The diversified search engine and media company said it earned $300.9 million, or 24 cents a share, compared with a year-earlier $317.9 million, or 24 cents a share. The results matched average estimates in a Thomson Reuters poll, but on an adjusted basis Yahoo said it earned 25 cents a share.

Revenue for the three-months ended Dec. 31 was $1.32 billion, down from $1.53 billion a year ago, narrowly trumping the Street’s view of $1.19 billion. Excluding traffic acquisition costs, the company said it earned $1.17 billion, a 3% year-over-year decrease.

As expected, both display and search revenues were lower during the quarter, with the latter booking a 27% GAAP decline to $465 million compared with $640 million in the year-earlier period.

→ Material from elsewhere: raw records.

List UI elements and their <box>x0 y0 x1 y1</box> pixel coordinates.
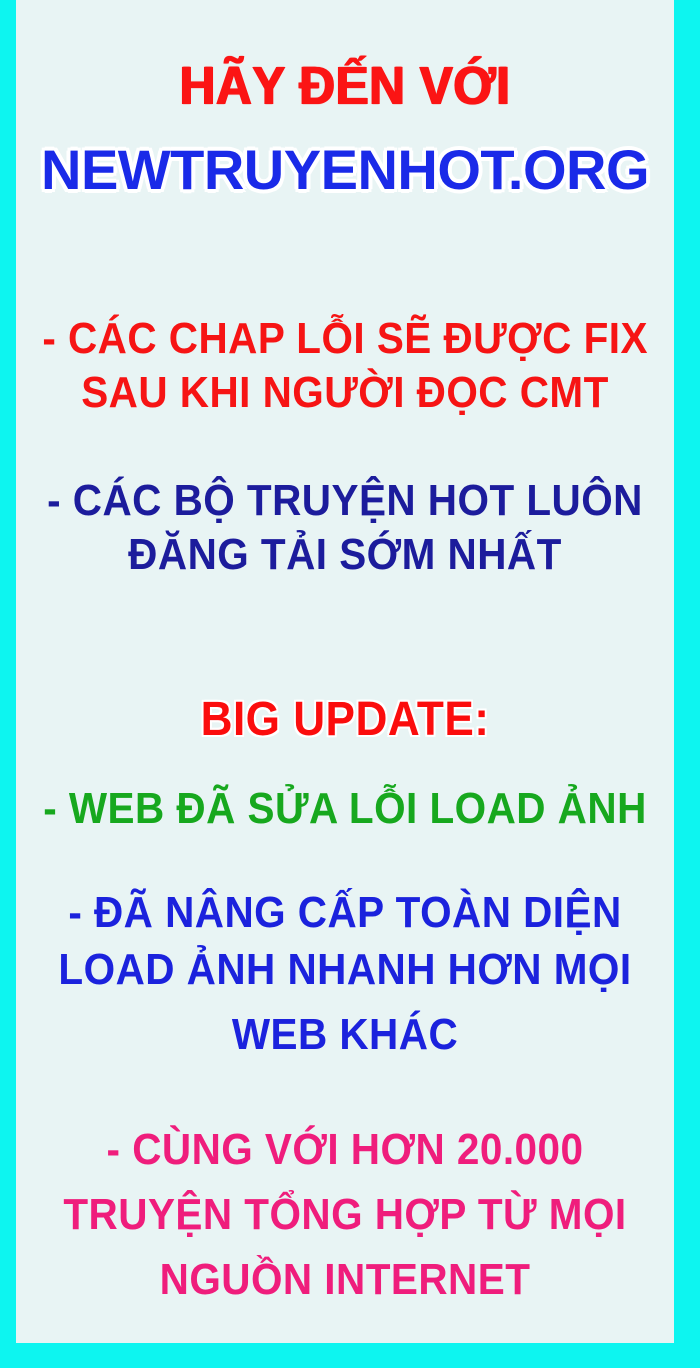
promo-poster: HÃY ĐẾN VỚI NEWTRUYENHOT.ORG - CÁC CHAP … <box>0 0 700 1368</box>
full-upgrade-line-3: WEB KHÁC <box>42 1012 647 1059</box>
big-update-heading: BIG UPDATE: <box>42 695 647 746</box>
catalog-size-line-1: - CÙNG VỚI HƠN 20.000 <box>42 1127 647 1174</box>
poster-panel: HÃY ĐẾN VỚI NEWTRUYENHOT.ORG - CÁC CHAP … <box>16 0 674 1343</box>
header-greeting: HÃY ĐẾN VỚI <box>42 58 647 115</box>
fix-notice-line-1: - CÁC CHAP LỖI SẼ ĐƯỢC FIX <box>42 316 647 363</box>
image-load-fix-line-1: - WEB ĐÃ SỬA LỖI LOAD ẢNH <box>42 786 647 833</box>
fix-notice-line-2: SAU KHI NGƯỜI ĐỌC CMT <box>42 370 647 417</box>
full-upgrade-line-1: - ĐÃ NÂNG CẤP TOÀN DIỆN <box>42 890 647 937</box>
hot-series-notice-line-1: - CÁC BỘ TRUYỆN HOT LUÔN <box>42 478 647 525</box>
catalog-size-line-3: NGUỒN INTERNET <box>42 1257 647 1304</box>
hot-series-notice-line-2: ĐĂNG TẢI SỚM NHẤT <box>42 532 647 579</box>
catalog-size-line-2: TRUYỆN TỔNG HỢP TỪ MỌI <box>42 1192 647 1239</box>
header-domain-link[interactable]: NEWTRUYENHOT.ORG <box>16 140 674 199</box>
full-upgrade-line-2: LOAD ẢNH NHANH HƠN MỌI <box>42 947 647 994</box>
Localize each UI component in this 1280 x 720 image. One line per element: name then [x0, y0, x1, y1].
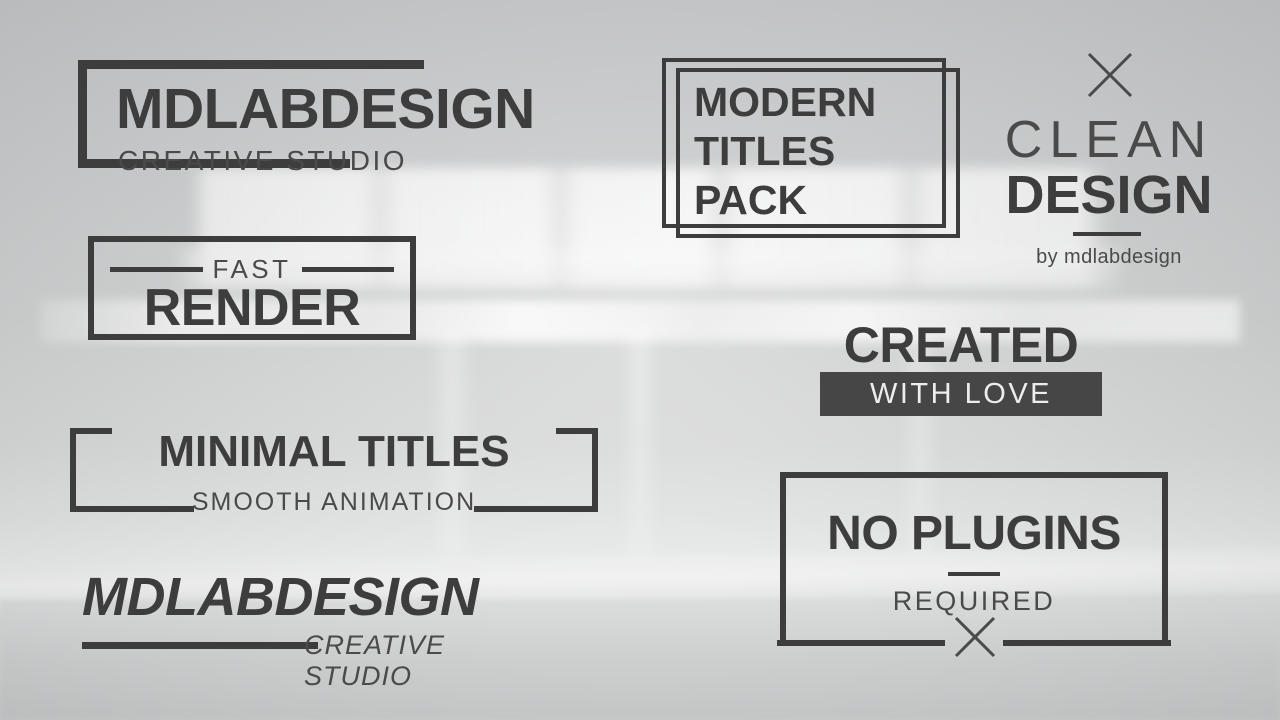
rule-right — [302, 267, 395, 272]
render-headline: RENDER — [88, 282, 416, 334]
x-mark-icon — [1085, 50, 1135, 105]
title-card-minimal-titles: MINIMAL TITLES SMOOTH ANIMATION — [70, 428, 598, 512]
no-plugins-bottom-right — [1003, 640, 1171, 646]
title-card-fast-render: FAST RENDER — [88, 236, 416, 340]
no-plugins-headline: NO PLUGINS — [780, 510, 1168, 558]
mdlabdesign-italic-tagline: CREATIVE STUDIO — [304, 630, 542, 692]
clean-line: CLEAN — [985, 110, 1233, 170]
title-card-modern-titles-pack: MODERN TITLES PACK — [662, 58, 960, 238]
title-card-no-plugins: NO PLUGINS REQUIRED — [780, 472, 1168, 640]
with-love-bar: WITH LOVE — [820, 372, 1102, 416]
modern-line-1: MODERN — [694, 82, 876, 123]
no-plugins-divider — [948, 572, 1000, 576]
bracket-top-extension — [340, 60, 424, 69]
no-plugins-bottom-left — [777, 640, 945, 646]
minimal-titles-subline: SMOOTH ANIMATION — [70, 488, 598, 517]
mdlabdesign-italic-title: MDLABDESIGN — [82, 570, 479, 624]
clean-design-credit: by mdlabdesign — [985, 246, 1233, 269]
minimal-titles-headline: MINIMAL TITLES — [70, 430, 598, 474]
no-plugins-subline: REQUIRED — [780, 586, 1168, 617]
x-mark-icon — [952, 614, 998, 665]
modern-titles-lines: MODERN TITLES PACK — [694, 82, 876, 229]
modern-line-2: TITLES — [694, 131, 876, 172]
mdlabdesign-title: MDLABDESIGN — [116, 81, 535, 138]
with-love-text: WITH LOVE — [870, 378, 1052, 411]
clean-design-divider — [1073, 232, 1141, 236]
title-pack-showcase: MDLABDESIGN CREATIVE STUDIO FAST RENDER … — [0, 0, 1280, 720]
modern-line-3: PACK — [694, 180, 876, 221]
italic-rule — [82, 642, 318, 649]
design-line: DESIGN — [985, 168, 1233, 222]
rule-left — [110, 267, 203, 272]
created-headline: CREATED — [820, 320, 1102, 370]
mdlabdesign-tagline: CREATIVE STUDIO — [118, 147, 407, 175]
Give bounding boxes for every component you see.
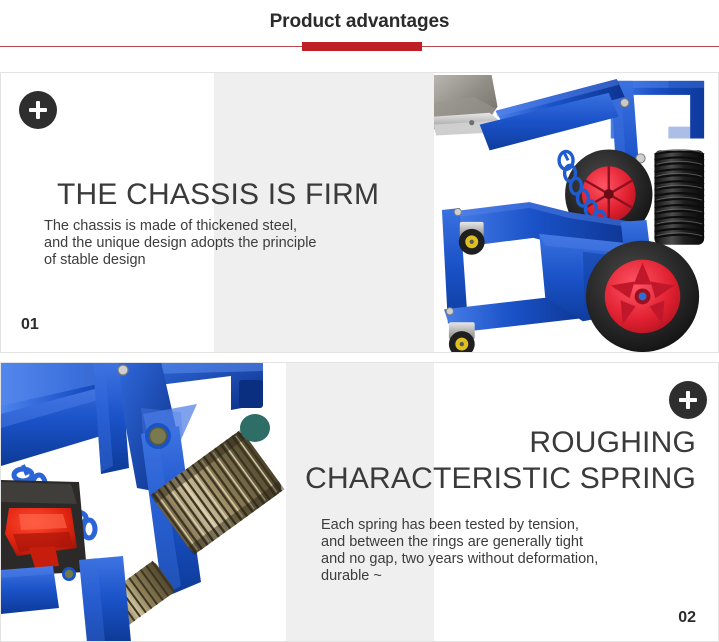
plus-icon[interactable] xyxy=(19,91,57,129)
header-accent-bar xyxy=(302,42,422,51)
page-header: Product advantages xyxy=(0,0,719,55)
chassis-illustration xyxy=(434,73,718,352)
card-description: Each spring has been tested by tension, … xyxy=(321,517,711,585)
card-gray-panel xyxy=(286,363,434,641)
card-title: THE CHASSIS IS FIRM xyxy=(57,177,379,213)
card-number-badge: 01 xyxy=(21,316,39,334)
advantage-card-01[interactable]: THE CHASSIS IS FIRM The chassis is made … xyxy=(0,72,719,353)
advantage-card-02[interactable]: ROUGHING CHARACTERISTIC SPRING Each spri… xyxy=(0,362,719,642)
page-title: Product advantages xyxy=(0,11,719,33)
card-description: The chassis is made of thickened steel, … xyxy=(44,218,424,269)
card-number-badge: 02 xyxy=(678,609,696,627)
plus-icon[interactable] xyxy=(669,381,707,419)
card-title: ROUGHING CHARACTERISTIC SPRING xyxy=(305,425,696,497)
spring-illustration xyxy=(1,363,286,641)
product-photo-spring xyxy=(1,363,286,641)
product-photo-chassis xyxy=(434,73,718,352)
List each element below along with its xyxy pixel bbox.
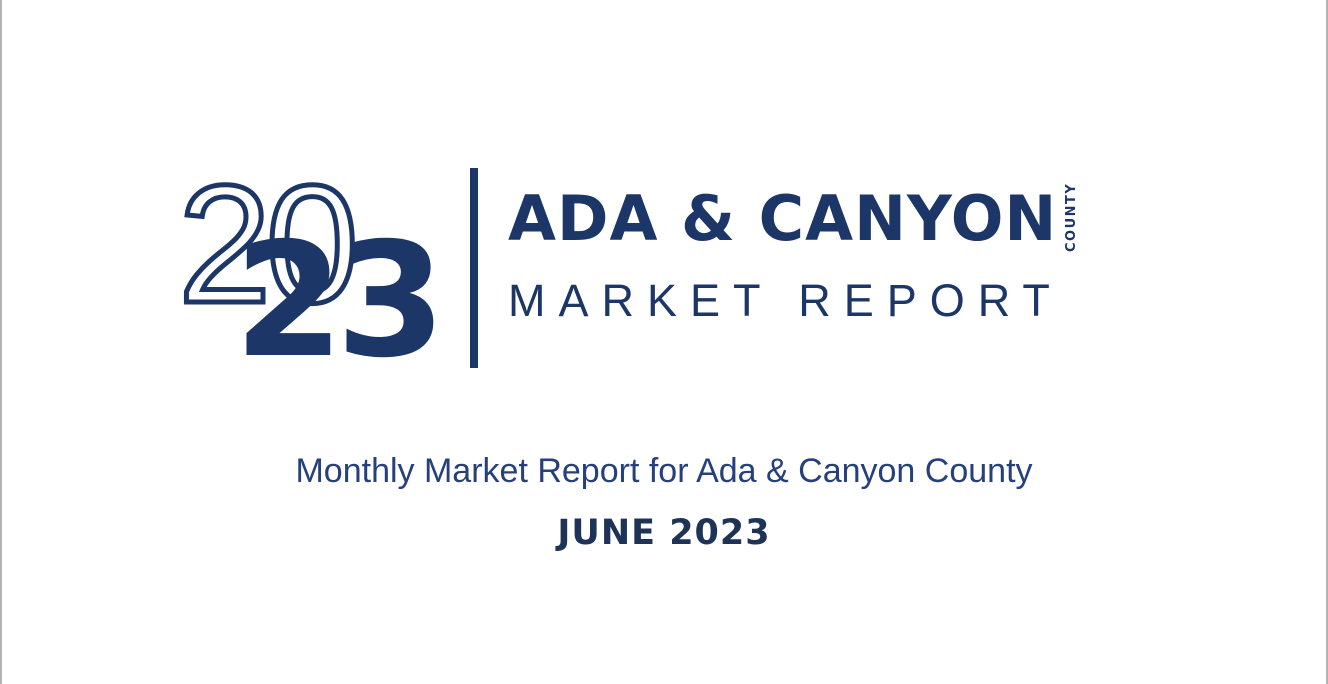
wordmark-primary-text: ADA & CANYON: [508, 188, 1057, 250]
wordmark-county-superscript: COUNTY: [1064, 190, 1079, 252]
report-masthead: 20 23 ADA & CANYON COUNTY MARKET REPORT: [178, 160, 1168, 375]
report-subtitle: Monthly Market Report for Ada & Canyon C…: [2, 452, 1326, 491]
report-date: JUNE 2023: [2, 513, 1326, 553]
report-cover-page: 20 23 ADA & CANYON COUNTY MARKET REPORT …: [0, 0, 1328, 684]
year-logo-mark: 20 23: [178, 160, 458, 372]
year-solid-text: 23: [234, 222, 438, 380]
wordmark-primary-row: ADA & CANYON COUNTY: [508, 188, 1168, 252]
cover-caption-block: Monthly Market Report for Ada & Canyon C…: [2, 452, 1326, 553]
logo-divider-rule: [470, 168, 478, 368]
wordmark-secondary-text: MARKET REPORT: [508, 278, 1168, 323]
brand-wordmark: ADA & CANYON COUNTY MARKET REPORT: [508, 188, 1168, 323]
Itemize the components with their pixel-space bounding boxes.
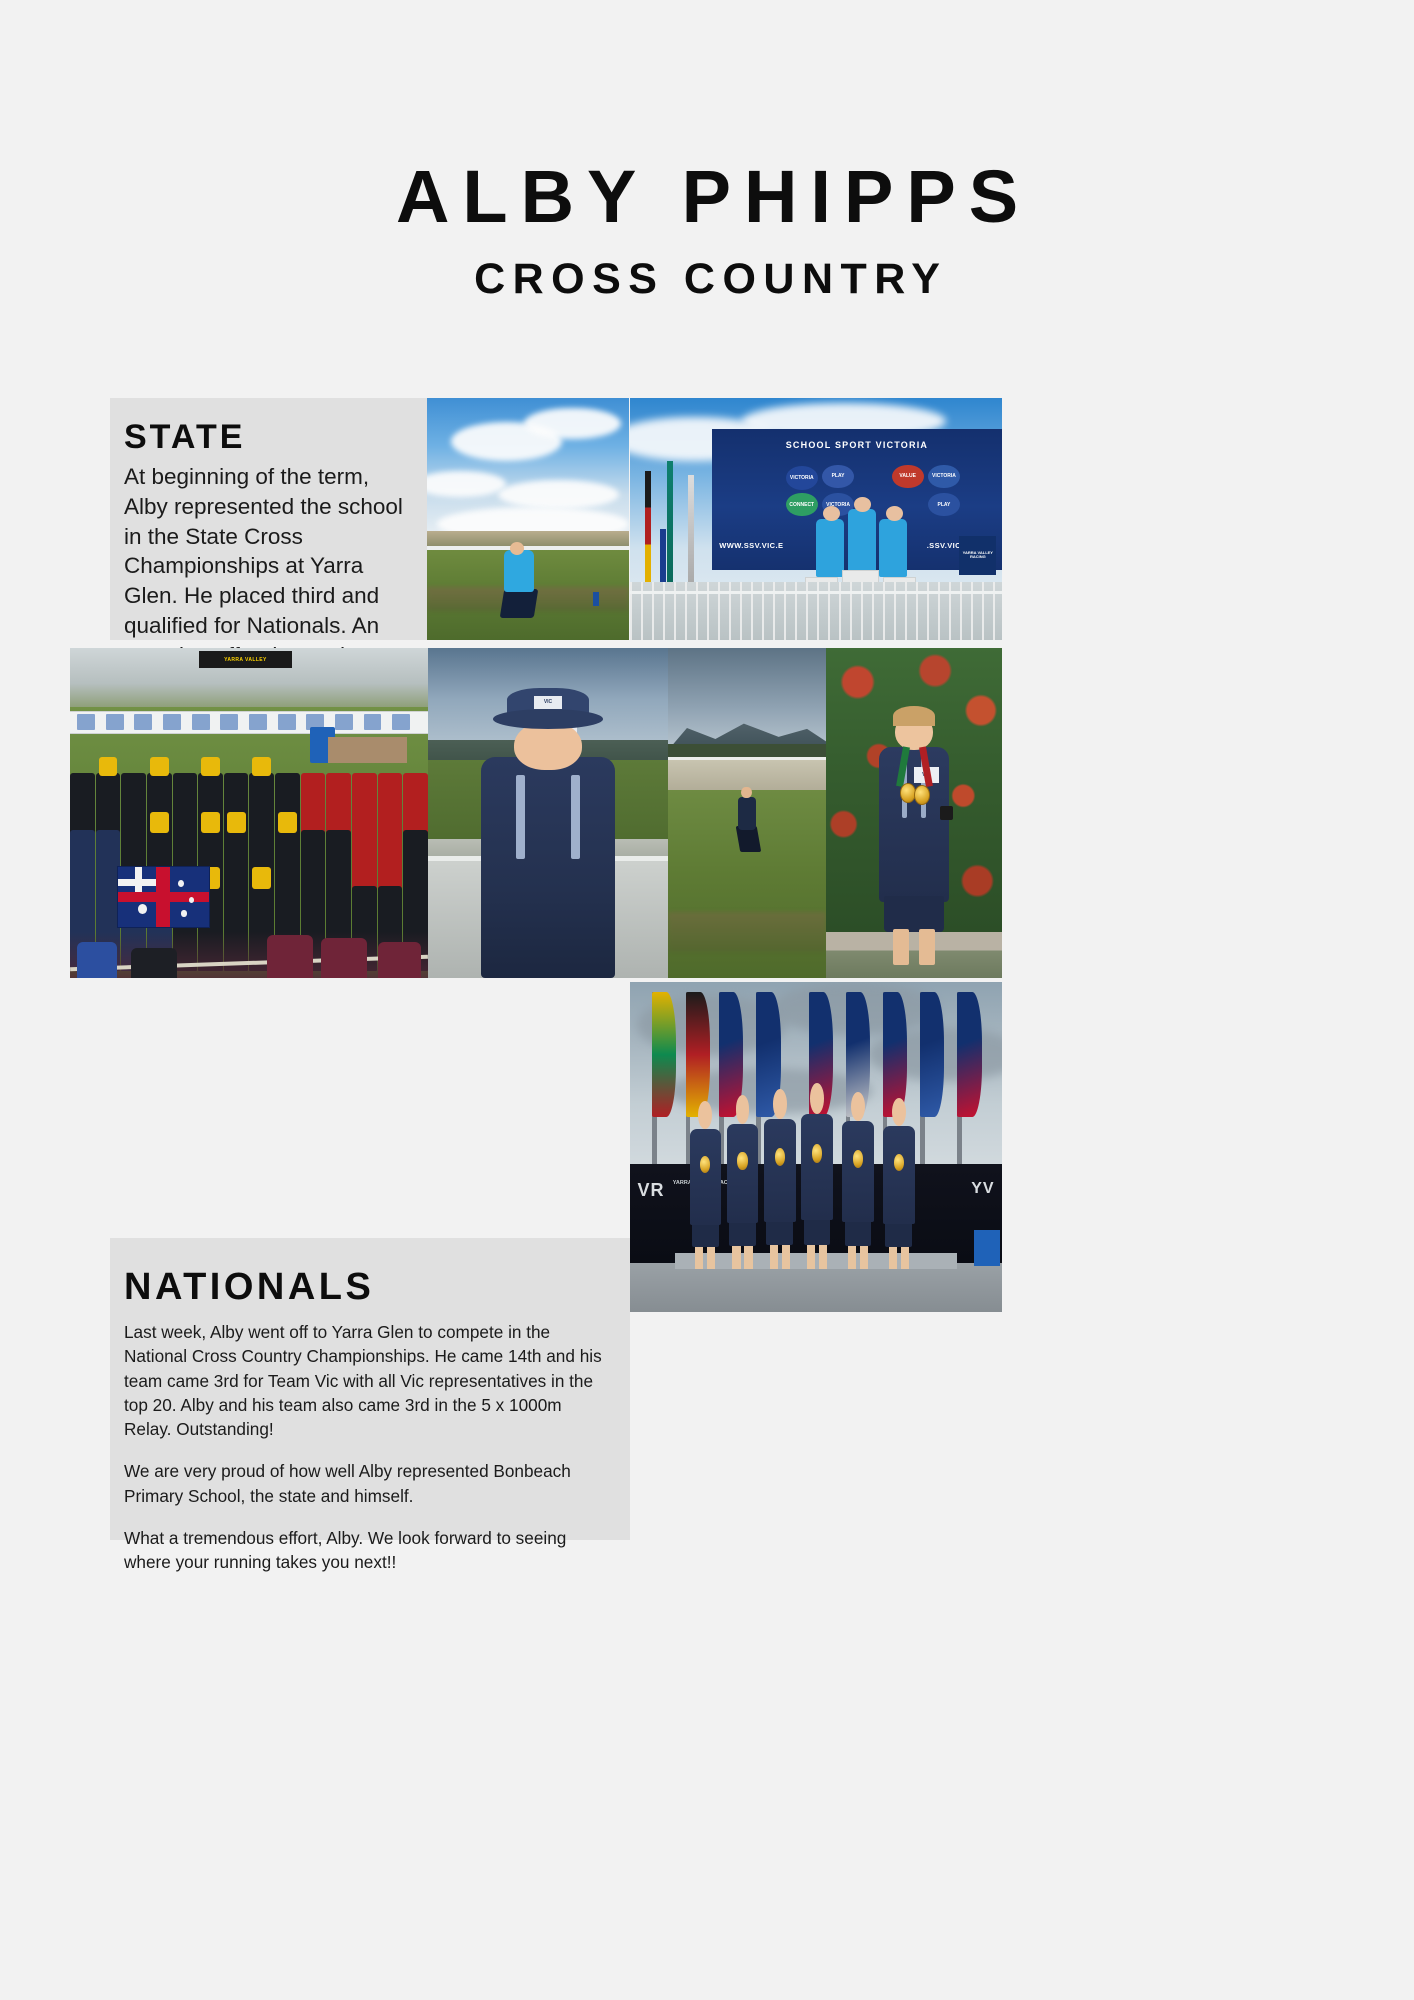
hair: [893, 706, 935, 726]
course-marker-flag: [593, 592, 599, 607]
photo-national-team: VR YARRA VALLEY RACING YV: [630, 982, 1002, 1312]
australian-flag: [117, 866, 210, 929]
podium-athlete-second: [816, 519, 844, 577]
photo-alby-bucket-hat: VIC VIC: [428, 648, 668, 978]
ssv-url-left: WWW.SSV.VIC.E: [719, 541, 783, 550]
advertising-boards: [70, 711, 428, 734]
team-athlete: [883, 1081, 915, 1269]
kerb-and-path: [826, 932, 1002, 978]
ssv-badge-victoria: VICTORIA: [786, 466, 818, 490]
brick-wall: [328, 737, 407, 763]
flag-union-2: [957, 992, 981, 1117]
page-subtitle: CROSS COUNTRY: [0, 258, 1414, 301]
ssv-badge-play-2: PLAY: [928, 493, 960, 517]
spectator: [321, 938, 368, 978]
podium-athlete-head: [854, 497, 871, 512]
ground-surface: [630, 1263, 1002, 1313]
southern-cross-star: [181, 910, 186, 916]
poster-header: ALBY PHIPPS CROSS COUNTRY: [0, 160, 1414, 301]
commonwealth-star: [138, 904, 147, 914]
photo-state-runner: [427, 398, 629, 640]
state-heading: STATE: [124, 420, 412, 456]
blue-crate: [974, 1230, 1000, 1266]
spectator: [267, 935, 314, 978]
photo-alby-with-medals: VIC: [826, 648, 1002, 978]
runner-torso: [738, 797, 757, 830]
photo-state-podium: VICTORIA PLAY VALUE VICTORIA CONNECT VIC…: [630, 398, 1002, 640]
scoreboard-label: YARRA VALLEY: [199, 651, 292, 668]
flag-torres-strait: [667, 461, 673, 582]
southern-cross-star: [178, 880, 184, 887]
team-athlete: [842, 1074, 874, 1269]
jacket-stripe: [571, 775, 580, 859]
ssv-badge-play: PLAY: [822, 465, 854, 489]
runner-head: [510, 542, 524, 555]
page-title: ALBY PHIPPS: [0, 160, 1414, 234]
bucket-hat-brim: [493, 709, 603, 729]
photo-course-runner: [668, 648, 826, 978]
spectator: [131, 948, 178, 978]
ssv-badge-victoria-2: VICTORIA: [928, 465, 960, 489]
flag-australian: [660, 529, 666, 582]
nationals-body: Last week, Alby went off to Yarra Glen t…: [124, 1320, 612, 1574]
podium-athlete-third: [879, 519, 907, 577]
jacket-stripe: [516, 775, 525, 859]
fence-rail: [630, 591, 1002, 594]
state-section-card: STATE At beginning of the term, Alby rep…: [110, 398, 428, 640]
team-athlete: [764, 1071, 796, 1269]
flag-aboriginal: [645, 471, 651, 582]
spectator: [77, 942, 116, 978]
team-athlete: [801, 1065, 833, 1270]
ssv-badge-value: VALUE: [892, 465, 924, 489]
shorts: [884, 896, 944, 932]
ssv-badge-connect: CONNECT: [786, 493, 818, 517]
flag-cross-horizontal: [118, 892, 209, 902]
horizon-line: [427, 531, 629, 546]
runner-torso: [504, 550, 534, 591]
southern-cross-star: [189, 897, 194, 903]
photo-crowd-assembly: YARRA VALLEY: [70, 648, 428, 978]
foreground-shadow: [70, 932, 428, 978]
tracksuit-jacket: [481, 757, 615, 978]
ssv-banner-title: SCHOOL SPORT VICTORIA: [734, 434, 980, 456]
nationals-paragraph-1: Last week, Alby went off to Yarra Glen t…: [124, 1320, 612, 1441]
yv-logo-right: YV: [971, 1180, 994, 1198]
vr-logo: VR: [637, 1180, 664, 1201]
team-athlete: [727, 1078, 759, 1269]
nationals-paragraph-2: We are very proud of how well Alby repre…: [124, 1459, 612, 1508]
leg: [893, 929, 909, 965]
yarra-valley-racing-logo: YARRA VALLEY RACING: [959, 536, 996, 575]
flag-pole: [688, 475, 694, 581]
runner-head: [741, 787, 751, 799]
nationals-section-card: NATIONALS Last week, Alby went off to Ya…: [110, 1238, 630, 1540]
mud-patch: [668, 912, 826, 952]
leg: [919, 929, 935, 965]
nationals-paragraph-3: What a tremendous effort, Alby. We look …: [124, 1526, 612, 1575]
medal: [914, 785, 930, 805]
team-athlete: [690, 1084, 722, 1269]
cloud-shape: [524, 408, 621, 439]
poster-page: ALBY PHIPPS CROSS COUNTRY STATE At begin…: [0, 0, 1414, 2000]
hat-vic-badge: VIC: [534, 696, 563, 709]
runner-legs: [499, 589, 538, 618]
podium-athlete-first: [848, 509, 876, 577]
spectator: [378, 942, 421, 978]
sports-watch: [940, 806, 952, 819]
flag-state-2: [920, 992, 944, 1117]
nationals-heading: NATIONALS: [124, 1268, 612, 1306]
flag-aboriginal: [652, 992, 676, 1117]
runner-legs: [735, 826, 760, 852]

Display revenues were down 4% to $635 million.

“Yahoo continued to make progress in the quarter with operating income increasing 10% year over year,” CEO Scott Thompson said in a statement.

Thompson, who replaced Carol Bartz in September, said the company will be “aligning resources behind key areas of focus” in 2012 to “move aggressively in market” and bring innovative new products to users and advertisers.

The company partially attributed the sales declines to a revenue share-related search agreement reached with Microsoft (NASDAQ:MSFT) during the quarter that allows the two companies and AOL to offer each other’s premium non-reserve online display inventory to their respective advertising customers.

The company, which received $48 million in search operating cost reimbursements from Microsoft during the fourth quarter, said those are expected to decline as Yahoo fully transitions all markets to Microsoft’s search platform.

Yahoo is anticipating first-quarter revenue, excluding traffic acquisition costs, in the range of $1.03 billion and $1.1 billion. It sees GAAP revenues between $1.17 billion and $1.12 billion. Wall Street is looking for first-quarter sales of $1.08 billion.